Sídney tiene como pocas ciudades la ventaja paisajística de su bahía, un recurso escenográfico para mostrarse y mirarse a sí misma. Por la bahía se llega en ferry a Manly, un hermoso barrio balneario en la boca hacia el pacífico, o se penetra hacia el corazón de la región metropolitana. El skyline de la ciudad ofrece a lo largo de estos recorridos náuticos toda su diversidad: rascacielos y torres, reservas naturales intangibles en pleno corazón de la ciudad, paisajes pueblerinos, toda la iconografía marítima y, por supuesto, la danza inmóvil del Puente y la Opera.
Si el paseante prefiere volver a tierra firme, puede acercarse desde el Circular Quay al parque, al CBD o a los Rocks, el barrio que atraviesa por debajo el nacimiento del puente (la pesada infraestructura vial y ferrovial que separa el muelle de la ciudad está resuelta con bastante eficacia y no forma barrera entre ambos mundos). Los edificios de Sídney parecen confirmar la teoría del hombre del ferry: alcanzan grandes alturas y pueden prescindir de toda coherencia entre sí, para lograrla en donde se define la urbanidad, en el nivel de la calle. En este nivel cero las plantas bajas componen con calles y plazas un sistema continuo y articulado de espacios públicos y semipúblicos de extraordinario valor, en el que tanto se insertan viejas galerías comerciales como el Queen Victoria Building como edificios brutalistas o high tech. Las claves son la continuidad espacial y los límites ambiguos entre el espacio público y el interior del edificio, la generosidad de dimensiones, la minimización del “bosque” de columnas, la diversidad de usos, la generosidad de las superficies dedicadas al peatón, la calidad de los materiales y el mobiliario, la coexistencia de patrimonio urbano y nuevos lenguajes.
Se dice que “Sydney is your mistress, Melbourne is your wife”; a decir verdad, es tan subjetiva la diferencia que puede haber entre una amante y una esposa que el latiguillo puede no resultar tan obvio como se pretende.

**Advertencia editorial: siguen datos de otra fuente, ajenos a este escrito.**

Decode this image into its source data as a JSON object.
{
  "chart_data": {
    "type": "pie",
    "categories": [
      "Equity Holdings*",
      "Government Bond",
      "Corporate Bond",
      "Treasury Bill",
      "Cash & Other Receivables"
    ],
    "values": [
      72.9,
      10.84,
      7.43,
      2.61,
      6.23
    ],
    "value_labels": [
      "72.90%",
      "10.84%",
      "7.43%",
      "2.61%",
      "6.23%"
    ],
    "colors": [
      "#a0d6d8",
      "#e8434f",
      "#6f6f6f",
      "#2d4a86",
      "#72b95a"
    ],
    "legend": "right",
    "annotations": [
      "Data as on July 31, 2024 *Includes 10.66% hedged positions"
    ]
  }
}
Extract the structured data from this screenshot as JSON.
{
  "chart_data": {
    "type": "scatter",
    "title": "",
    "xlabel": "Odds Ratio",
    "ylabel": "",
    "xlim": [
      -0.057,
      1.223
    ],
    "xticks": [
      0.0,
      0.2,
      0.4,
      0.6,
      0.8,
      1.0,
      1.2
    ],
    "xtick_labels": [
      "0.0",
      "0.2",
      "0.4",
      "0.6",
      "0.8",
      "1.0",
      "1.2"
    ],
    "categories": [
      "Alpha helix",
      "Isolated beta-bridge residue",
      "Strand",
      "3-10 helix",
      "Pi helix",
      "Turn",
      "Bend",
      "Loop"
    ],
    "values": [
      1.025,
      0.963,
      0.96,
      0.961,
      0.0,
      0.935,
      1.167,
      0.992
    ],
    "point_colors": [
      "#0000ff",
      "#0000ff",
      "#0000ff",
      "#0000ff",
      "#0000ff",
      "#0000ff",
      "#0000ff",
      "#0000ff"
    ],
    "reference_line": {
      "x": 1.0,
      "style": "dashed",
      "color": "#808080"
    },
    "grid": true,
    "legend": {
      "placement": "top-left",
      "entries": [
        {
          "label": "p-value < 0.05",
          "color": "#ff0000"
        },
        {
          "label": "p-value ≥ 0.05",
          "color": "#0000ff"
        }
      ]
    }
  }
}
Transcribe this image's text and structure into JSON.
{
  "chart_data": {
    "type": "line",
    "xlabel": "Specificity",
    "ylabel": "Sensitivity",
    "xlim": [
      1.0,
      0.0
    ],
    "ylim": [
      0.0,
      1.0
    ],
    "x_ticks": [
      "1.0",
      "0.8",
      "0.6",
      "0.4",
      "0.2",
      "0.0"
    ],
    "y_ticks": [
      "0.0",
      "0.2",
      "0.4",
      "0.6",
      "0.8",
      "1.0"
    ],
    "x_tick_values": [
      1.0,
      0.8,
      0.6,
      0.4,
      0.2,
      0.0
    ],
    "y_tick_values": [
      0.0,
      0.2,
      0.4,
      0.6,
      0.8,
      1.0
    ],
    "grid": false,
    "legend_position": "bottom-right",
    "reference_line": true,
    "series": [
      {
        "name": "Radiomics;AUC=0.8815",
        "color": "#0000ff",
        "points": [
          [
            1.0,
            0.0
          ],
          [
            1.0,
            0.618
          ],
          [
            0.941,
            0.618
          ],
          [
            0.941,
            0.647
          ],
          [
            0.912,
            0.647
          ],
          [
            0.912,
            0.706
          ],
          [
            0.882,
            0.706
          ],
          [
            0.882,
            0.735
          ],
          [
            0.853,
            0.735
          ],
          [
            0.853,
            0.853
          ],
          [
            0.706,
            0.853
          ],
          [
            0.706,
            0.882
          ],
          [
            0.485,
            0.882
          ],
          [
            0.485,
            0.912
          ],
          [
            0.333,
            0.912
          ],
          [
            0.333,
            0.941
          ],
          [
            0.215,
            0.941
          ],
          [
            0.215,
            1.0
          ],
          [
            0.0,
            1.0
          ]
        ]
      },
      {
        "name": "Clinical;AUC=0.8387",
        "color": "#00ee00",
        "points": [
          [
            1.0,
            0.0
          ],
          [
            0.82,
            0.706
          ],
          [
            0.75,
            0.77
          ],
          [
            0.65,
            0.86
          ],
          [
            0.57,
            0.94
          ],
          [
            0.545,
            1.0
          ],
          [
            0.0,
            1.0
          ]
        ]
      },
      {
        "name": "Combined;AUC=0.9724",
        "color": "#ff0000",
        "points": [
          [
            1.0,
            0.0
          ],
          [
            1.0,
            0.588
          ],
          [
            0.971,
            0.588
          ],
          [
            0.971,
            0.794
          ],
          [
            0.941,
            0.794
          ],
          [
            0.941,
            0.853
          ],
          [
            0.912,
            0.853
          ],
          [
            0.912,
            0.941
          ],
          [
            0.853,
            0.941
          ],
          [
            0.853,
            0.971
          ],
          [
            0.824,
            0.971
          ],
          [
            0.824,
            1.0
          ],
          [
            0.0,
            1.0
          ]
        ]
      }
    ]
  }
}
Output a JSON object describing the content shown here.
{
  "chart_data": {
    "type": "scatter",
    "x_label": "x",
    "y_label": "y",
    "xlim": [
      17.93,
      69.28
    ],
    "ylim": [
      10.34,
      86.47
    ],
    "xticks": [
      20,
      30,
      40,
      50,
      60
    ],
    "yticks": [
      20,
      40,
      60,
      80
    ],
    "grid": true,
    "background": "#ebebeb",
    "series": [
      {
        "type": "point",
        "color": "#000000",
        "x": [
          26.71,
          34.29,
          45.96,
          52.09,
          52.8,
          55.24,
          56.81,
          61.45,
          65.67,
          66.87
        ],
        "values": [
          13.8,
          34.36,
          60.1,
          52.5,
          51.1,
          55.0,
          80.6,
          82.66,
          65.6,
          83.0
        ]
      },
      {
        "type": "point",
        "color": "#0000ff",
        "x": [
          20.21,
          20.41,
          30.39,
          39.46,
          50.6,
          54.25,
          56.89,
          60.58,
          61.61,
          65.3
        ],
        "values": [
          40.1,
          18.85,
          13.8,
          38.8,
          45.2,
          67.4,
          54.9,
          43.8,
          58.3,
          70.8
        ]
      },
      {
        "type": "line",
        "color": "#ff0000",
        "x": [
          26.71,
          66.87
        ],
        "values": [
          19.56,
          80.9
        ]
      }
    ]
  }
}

En todo caso, se trata de una ciudad disfrutable y querible, que puede conocerse con los pies o navegarse, donde está permitido perderse y derivar; una ciudad de ambos mundos, como postulaba el hombre del ferry.
CR
El autor es suizo y vive en Sudamérica, donde trabaja en la prestación de servicios administrativos a la producción del hábitat. Dilettante y estudioso de la ciudad, interrumpe (más que acompaña) su trabajo cotidiano con reflexiones y ensayos sobre estética, erotismo y política. De su autoría, ver Proyecto Mitzuoda (c/Verónicka Ruiz) y sus notas en números anteriores de café de las ciudades, como por ejemplo Urbanofobias (I) en el número 70, El Muro de La Horqueta (c/ Lucila Martínez A.) en el número 79, Turín y la Mole en el número 105 y Elefante Blanco en el número 116. Es uno de los autores de Cien Cafés.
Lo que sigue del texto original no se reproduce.